Contents
What is cross layer parameter sharing?
In a Google AI blog, they say that “the network often learned to perform similar operations at various layers, using different parameters of the network. This possible redundancy is eliminated in ALBERT by parameter-sharing across the layers, i.e., the same layer is applied on top of each other.”.
How many parameters does Albert have?
31 million parameters
The paper shares the parameters for the whole block. Compared to the 110 million parameters of BERT-base, the ALBERT model only has 31 million parameters while using the same number of layers and 768 hidden units.

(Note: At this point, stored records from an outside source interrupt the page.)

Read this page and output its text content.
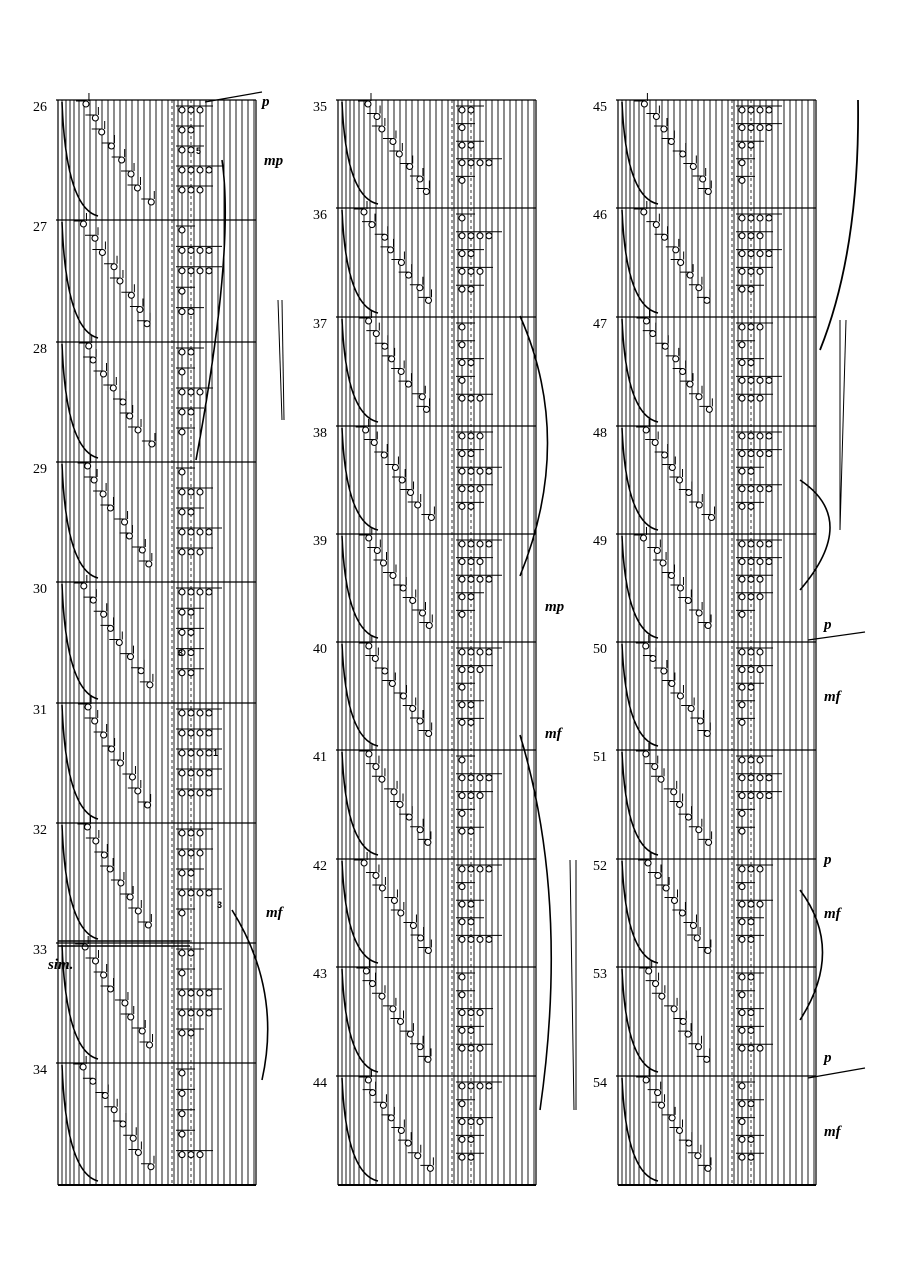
26
27
28
29
30
31
32
33
34
p
mp
mf
sim.
5
3
1
3
35
36
37
38
39
40
41
42
43
44
mp
mf
45
46
47
48
49
50
51
52
53
54
p
mf
p
mf
p
mf
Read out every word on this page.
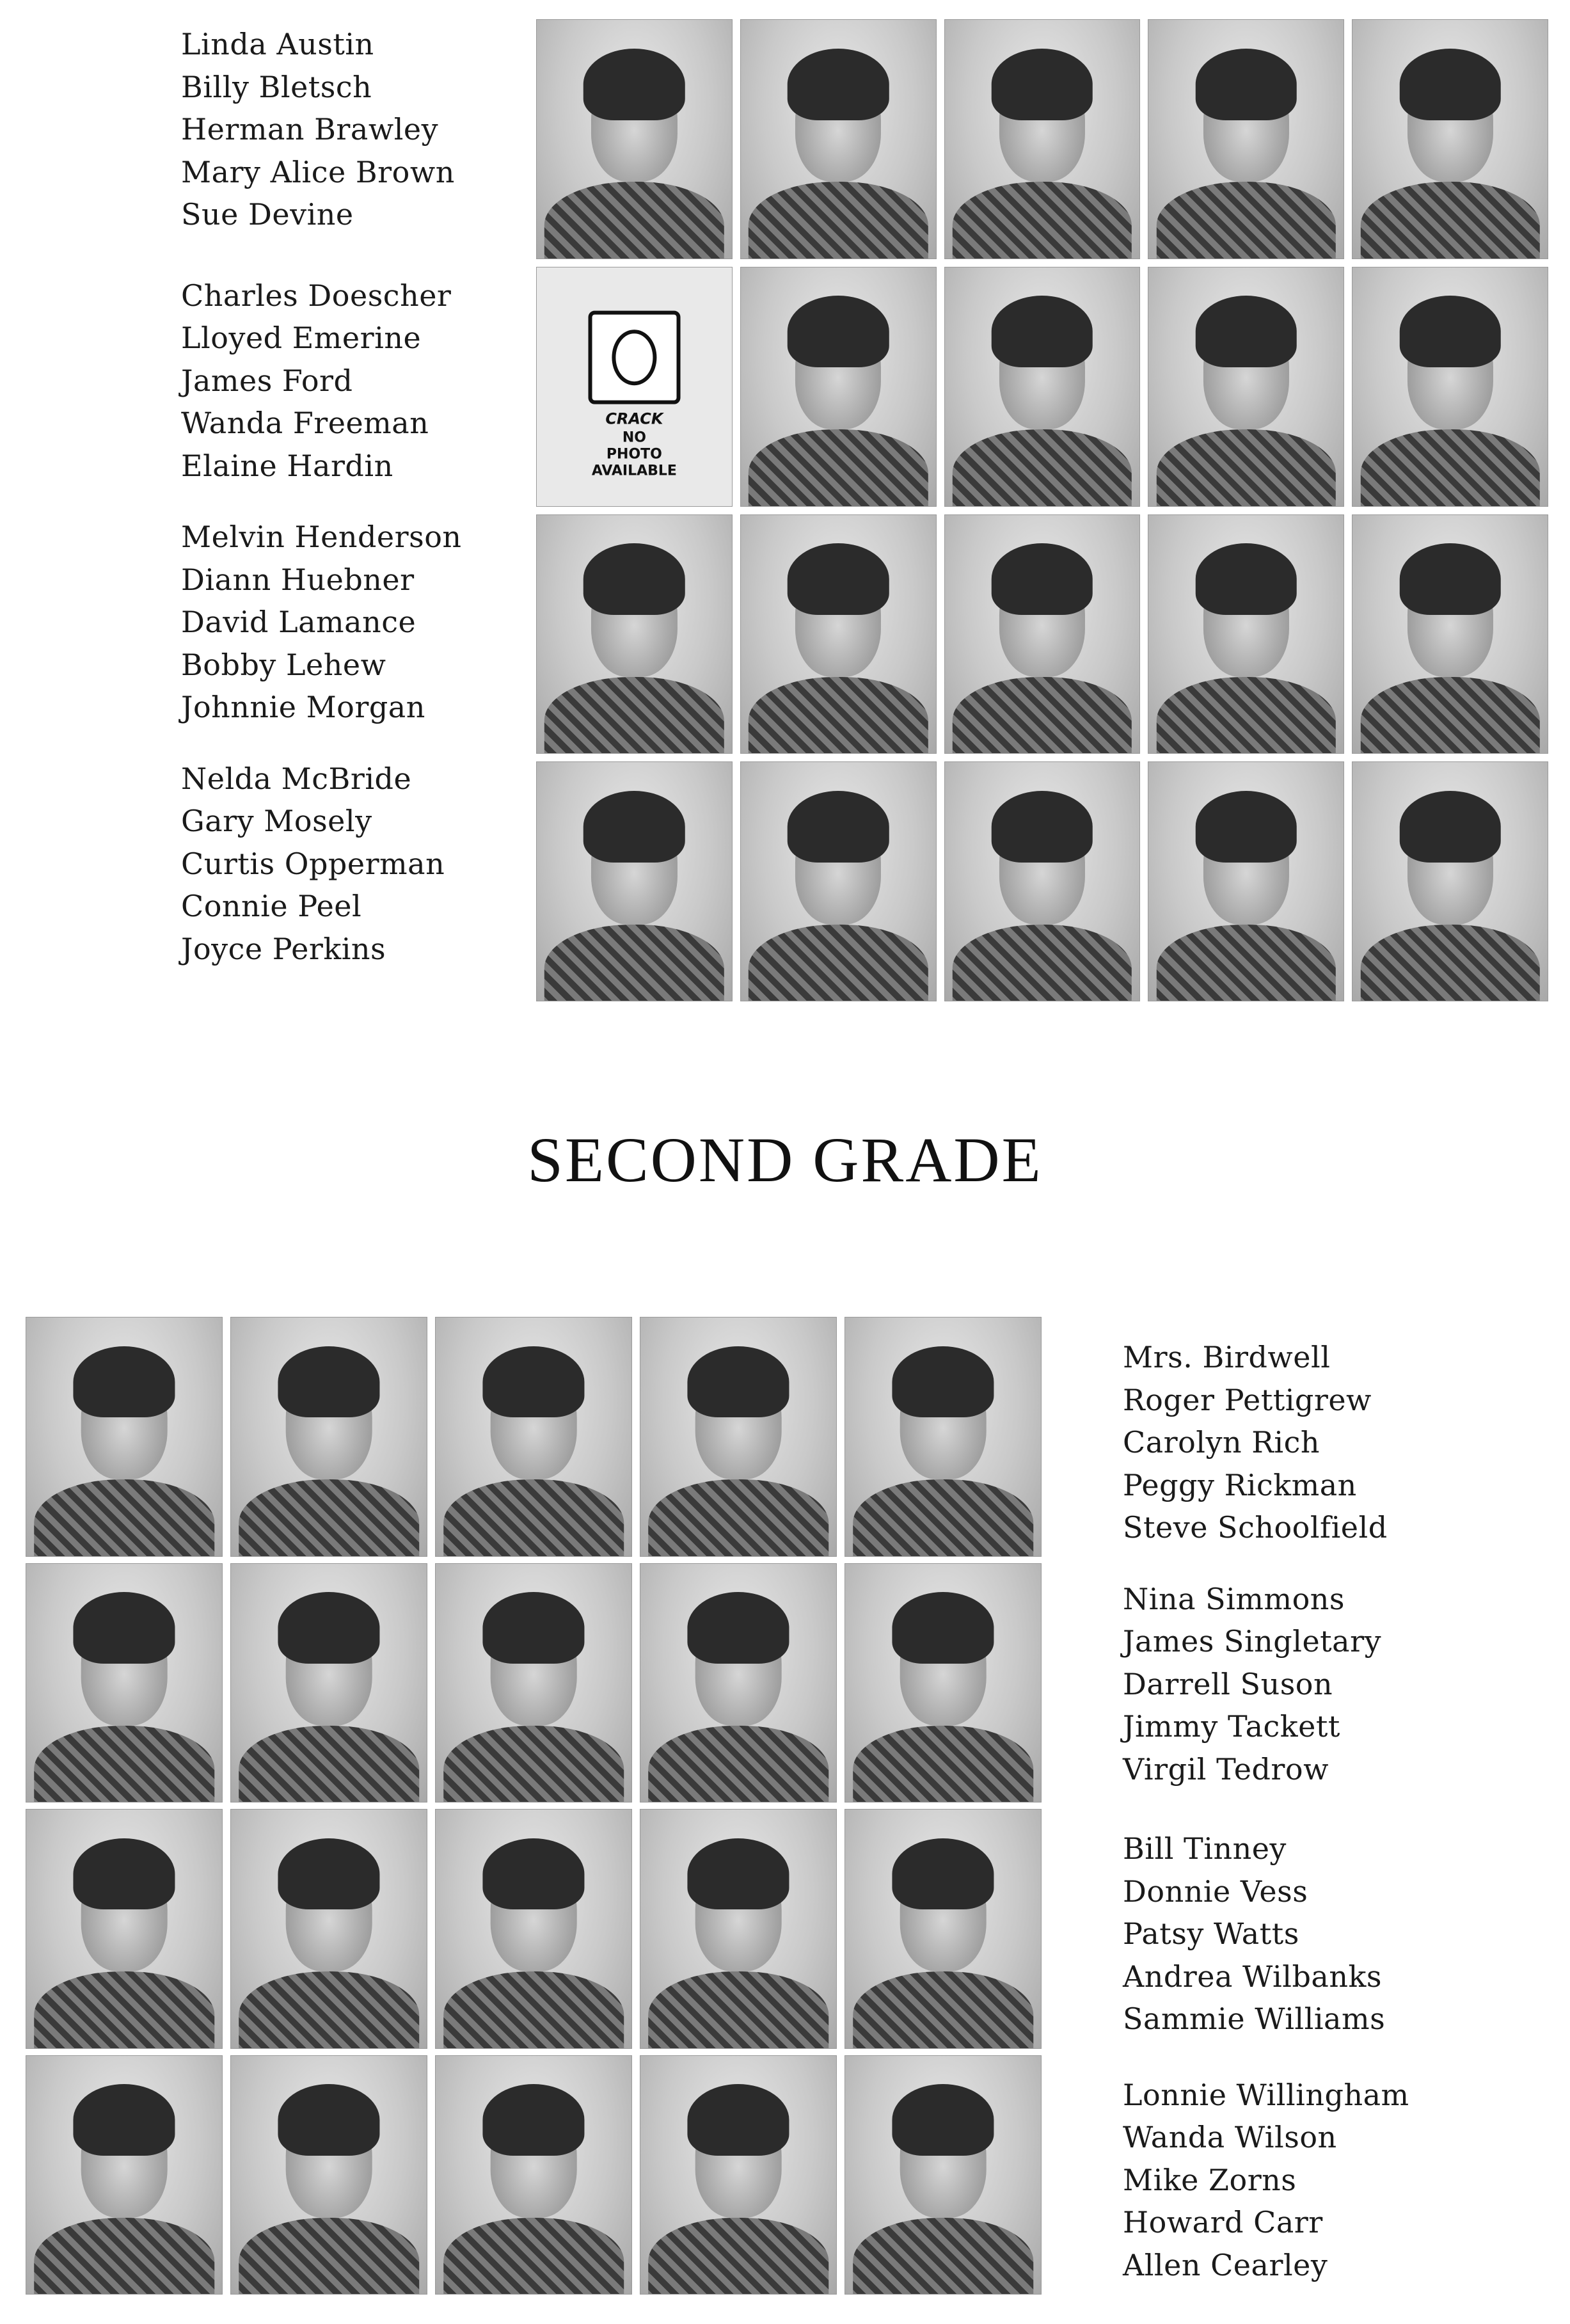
Linda Austin
Billy Bletsch
Herman Brawley
Mary Alice Brown
Sue Devine
Charles Doescher
Lloyed Emerine
James Ford
Wanda Freeman
Elaine Hardin
Melvin Henderson
Diann Huebner
David Lamance
Bobby Lehew
Johnnie Morgan
Nelda McBride
Gary Mosely
Curtis Opperman
Connie Peel
Joyce Perkins
CRACK
NO
PHOTO
AVAILABLE
SECOND GRADE
Mrs. Birdwell
Roger Pettigrew
Carolyn Rich
Peggy Rickman
Steve Schoolfield
Nina Simmons
James Singletary
Darrell Suson
Jimmy Tackett
Virgil Tedrow
Bill Tinney
Donnie Vess
Patsy Watts
Andrea Wilbanks
Sammie Williams
Lonnie Willingham
Wanda Wilson
Mike Zorns
Howard Carr
Allen Cearley
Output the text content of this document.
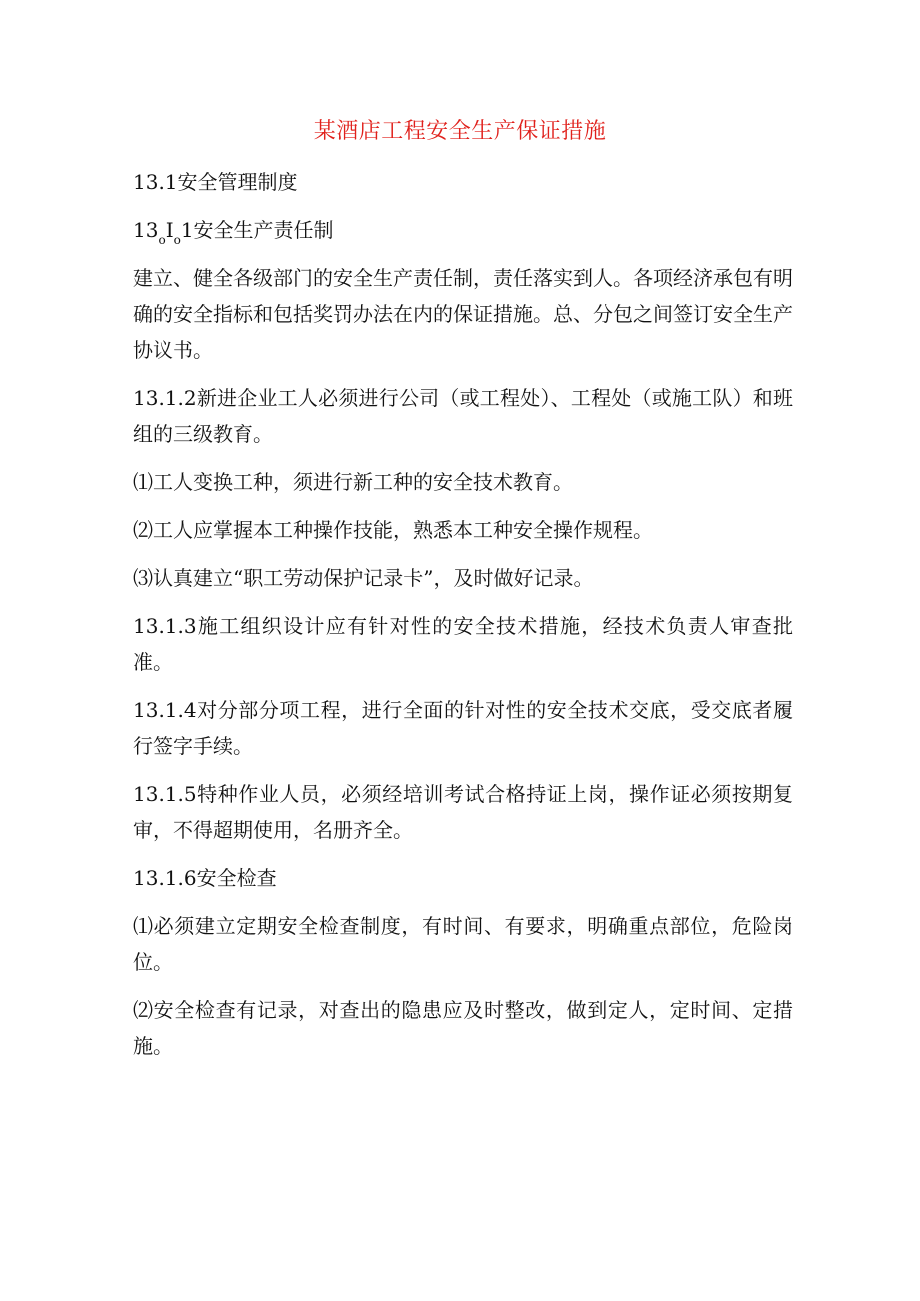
某酒店工程安全生产保证措施

13.1安全管理制度

$13_oI_o1$安全生产责任制

建立、健全各级部门的安全生产责任制，责任落实到人。各项经济承包有明确的安全指标和包括奖罚办法在内的保证措施。总、分包之间签订安全生产协议书。

13.1.2新进企业工人必须进行公司（或工程处）、工程处（或施工队）和班组的三级教育。

⑴工人变换工种，须进行新工种的安全技术教育。

⑵工人应掌握本工种操作技能，熟悉本工种安全操作规程。

⑶认真建立“职工劳动保护记录卡”，及时做好记录。

13.1.3施工组织设计应有针对性的安全技术措施，经技术负责人审查批准。

13.1.4对分部分项工程，进行全面的针对性的安全技术交底，受交底者履行签字手续。

13.1.5特种作业人员，必须经培训考试合格持证上岗，操作证必须按期复审，不得超期使用，名册齐全。

13.1.6安全检查

⑴必须建立定期安全检查制度，有时间、有要求，明确重点部位，危险岗位。

⑵安全检查有记录，对查出的隐患应及时整改，做到定人，定时间、定措施。
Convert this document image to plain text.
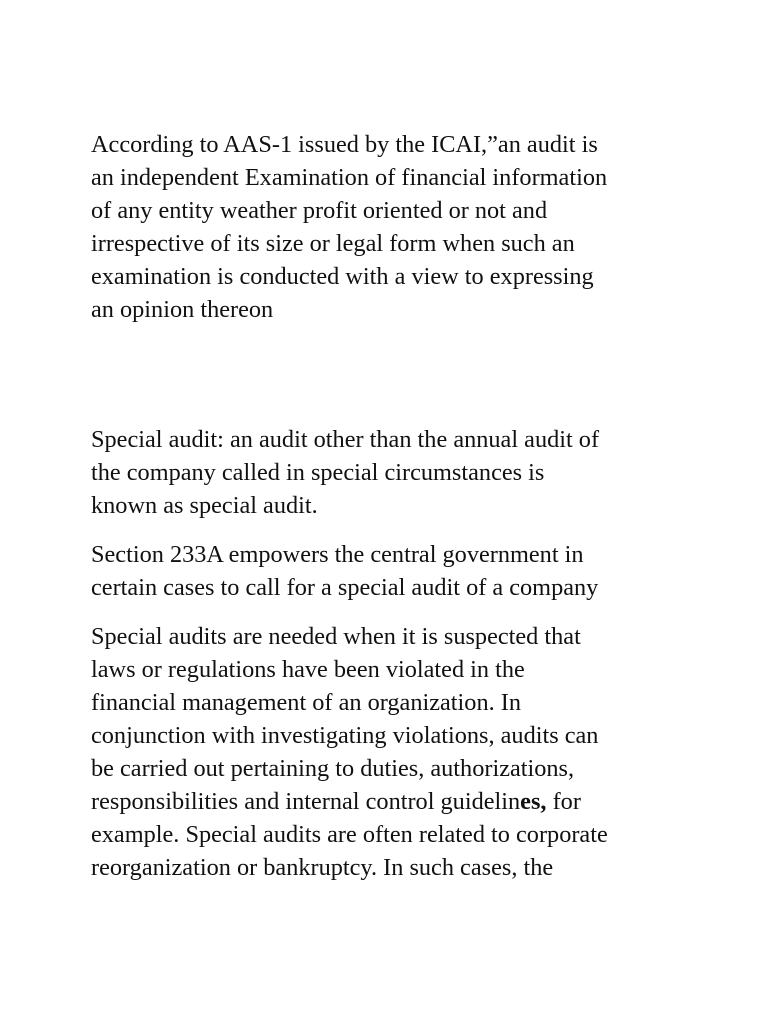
According to AAS-1 issued by the ICAI,”an audit is
an independent Examination of financial information
of any entity weather profit oriented or not and
irrespective of its size or legal form when such an
examination is conducted with a view to expressing
an opinion thereon

Special audit: an audit other than the annual audit of
the company called in special circumstances is
known as special audit.

Section 233A empowers the central government in
certain cases to call for a special audit of a company

Special audits are needed when it is suspected that
laws or regulations have been violated in the
financial management of an organization. In
conjunction with investigating violations, audits can
be carried out pertaining to duties, authorizations,
responsibilities and internal control guidelines, for
example. Special audits are often related to corporate
reorganization or bankruptcy. In such cases, the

Is ALBERT faster than BERT?
The ALBERT xxlarge model performs significantly better than BERT large while it has 70% fewer parameters. This means that they can train faster than the BERT model. In fact, it’s about 1.7 times faster.
What is ALBERT vs BERT?
For Example, BERT base has 9x more parameters than the ALBERT base, and BERT Large has 18x more parameters than ALBERT Large. Dataset used: Similar to the BERT, ALBERT is also pre-trained on the English Wikipedia and Book CORPUS dataset which together contains 16 GB of uncompressed data.
Why do we share parameters?
Parameter sharing is used in all conv layer within the network. Parameter sharing reduces the training time; this is a direct advantage of the reduction of the number of weight updates that have to take place during backpropagation.
How does cross layer parameter sharing improve efficiency?
Cross-layer parameter sharing: The authors of this model also proposed the parameter sharing between different layers of the model to improve efficiency and decrease redundancy.
How many parameters does an Albert model have?
Compared to the 110 million parameters of BERT-base, the ALBERT model only has 31 million parameters while using the same number of layers and 768 hidden units. The effect on accuracy is minimal for embedding size of 128.
ALBERT solves this problem by factorizing the large vocabulary embedding matrix into two smaller matrices. This separates the size of the hidden layers from the size of the vocabulary embeddings. This allows us to grow the hidden size without significantly increasing the parameter size of the vocabulary embeddings.
How many parameters does a Bert Large Model have?
BERT-large, being a complex model, has 340 million parameters because of its 24 hidden layers and lots of nodes in the feed-forward network and attention heads. If you wanted to build upon the work on BERT and bring improvements to it, you would require large compute requirements to train from scratch and iterate on it.